Ты - настоящая. По сути. В тебе нет притворства. Ты естественна, как солнечный свет. Мой мрачный опыт богат обратным: ни одного живого лица.
Я стою среди комнаты, в трусах и плаще, дрожащая рука бережно держит драгоценный листок.
НЕ ПОНИМАЮ!
И вдруг: неужели опять долгая беспросветная ночь длиною в жизнь? Многочисленные ночные бабочки с блеклой пыльцой на крылышках, уродливые тени в свете луны? И это - НАВСЕГДА?
Впервые я почувствовал себя неуютно в своей уютной квартирке; серо и холодно...
Что же теперь делать? Делать - ЧТО?
Паук сам запутался в своей паутине...
Работать! Скорее работать!
"Повторяй: я - журналист, я люблю свою работу, я люблю только свою работу... Ну же! Ночь прошла впустую, нужно наверстать упущенное. Остальное не важно. Должно стать неважным!"
Телефон из розетки - помолчи, друг мой!
Мягкие клавиши моего "Рейнметалла", безграничный простор белого листа бумаги...
"Вот оно, истинное счастье - когда Дело делается! Все остальное - блеф, чепуха, блажь гимназическая!"
Часы шли, я сидел, писал. Они шли - я сидел...
И было утро, и был день, и был вечер...
Я бродил по Тверскому бульвару, от Никитских Ворот к Страстной, и обратно. Мое любимое время - от одиннадцати и до часу ночи. Особенно по пятницам.
Заветная скамейка осталась пуста: кому охота мокнуть под проливным дождем? Даже если некуда больше идти...
"В небе такая луна,
Словно дерево спилено под корень:
Белеет свежий срез."
Луны не видно, но выть всё равно хочется. Ибо приливы и отливы совершаются даже в пасмурные ночи.
Нужно позвонить в редакцию "свежей голове". Кто сегодня "свежая голова" - дежурный редактор?
- Алло? - мой друг Маринка! - Привет, душа моя!.. Андрей... Богатым буду... С голосом? Ничего... Не знаю, может, подстыл... Ну что ты! Напротив, спокоен как забор... Ладно, не важно... Скажи, как там мой материал по поводу...
Взгляд непроизвольно скользнул под диван и споткнулся о цилиндрик губной помады. Ее помады!

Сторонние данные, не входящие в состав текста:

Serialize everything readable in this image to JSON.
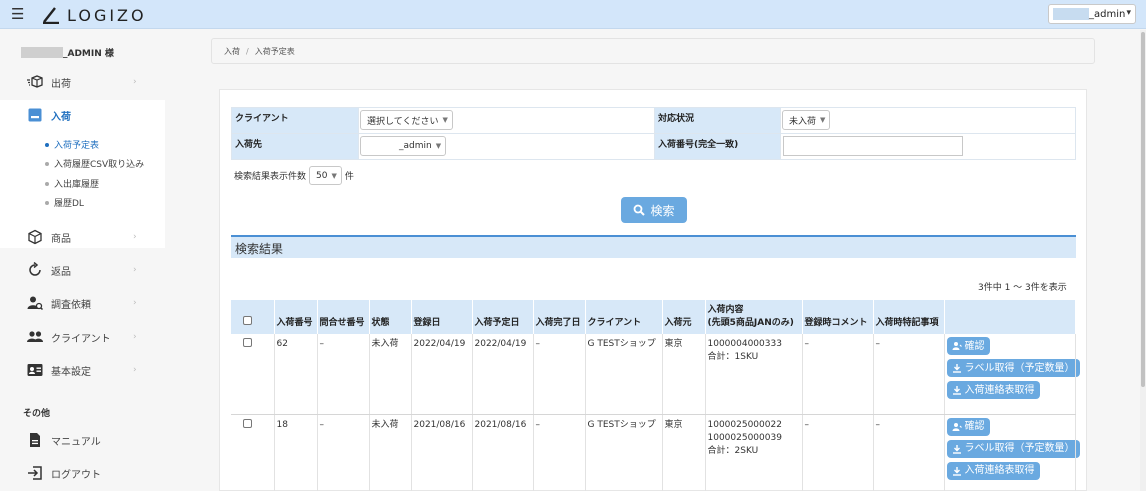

Зажглась свеча, включился проигрыватель, зазвучала "Прощальная" Гайдна. Адаптер сразу перескочил на Allegretto...
Кое-как я закончил разговор: паук погиб в собственных тенетах!
Прошли только сутки с тех пор, как я Тебя обрел, еще меньше - как потерял. Плюс - минус бесконечность...
Телефон ожил.
- Да...
- Андрей, это Я... Можно мне приехать?
Господи, Отец наш небесный! Я всегда знал, что ты есть!
Давай, Гайдн, давай! Оглуши! Сомни! Раздави меня! Иначе меня
разорвет изнутри!
- Да, да, конечно! Скорее! Я прошу тебя, скорее!! Нет, это слишком невероятно! Стой там, не шевелись! Я еду за Тобой!
- Не надо… Я внизу
В вихре музыки я вижу, как Ты спешишь ко мне: «о, как медленно тащится это метро!", "ну где же это проклятое такси!", "лифт, милый, быстрее!" Я физически ощущаю твое приближение. Но не могу выйти Тебе навстречу - я заворожен ожиданием.
Музыка все нарастает, давит, мнет, и нет больше сил терпеть... Но - что если замолчит?
Нет! Нельзя! Невозможно! Только не это!!
Наконец отворяется дверь.
Как долго я ждал Тебя!
Ты протягиваешь мне озябшие руки.
Не видение ли это?!
Нет. Видения не отражаются в зеркалах.
Музыка обволакивает нас. Я знаю, мы слышим ее оба. Ее нельзя не слышать: она везде, она - в нас... Ты вовремя сменил мелодию, старина Гайдн, и ты - молодчина!
Menuett - это как раз то, что сейчас нужно...
Мы сидим как вчера, друг против друга. Между нами свеча. Ее пламя озаряет нас добрым золотым светом. "Десять тысяч вещей" плывут вокруг в ритме нашей музыки, и глядят, глядят, глядят...
А я вижу только Тебя.
Смолкла последняя скрипка. Огонек свечи предсмертно вспыхнул и погас. Твои руки успокоились в моих.
Время от одиннадцати и до часу ночи - мое благословенное время.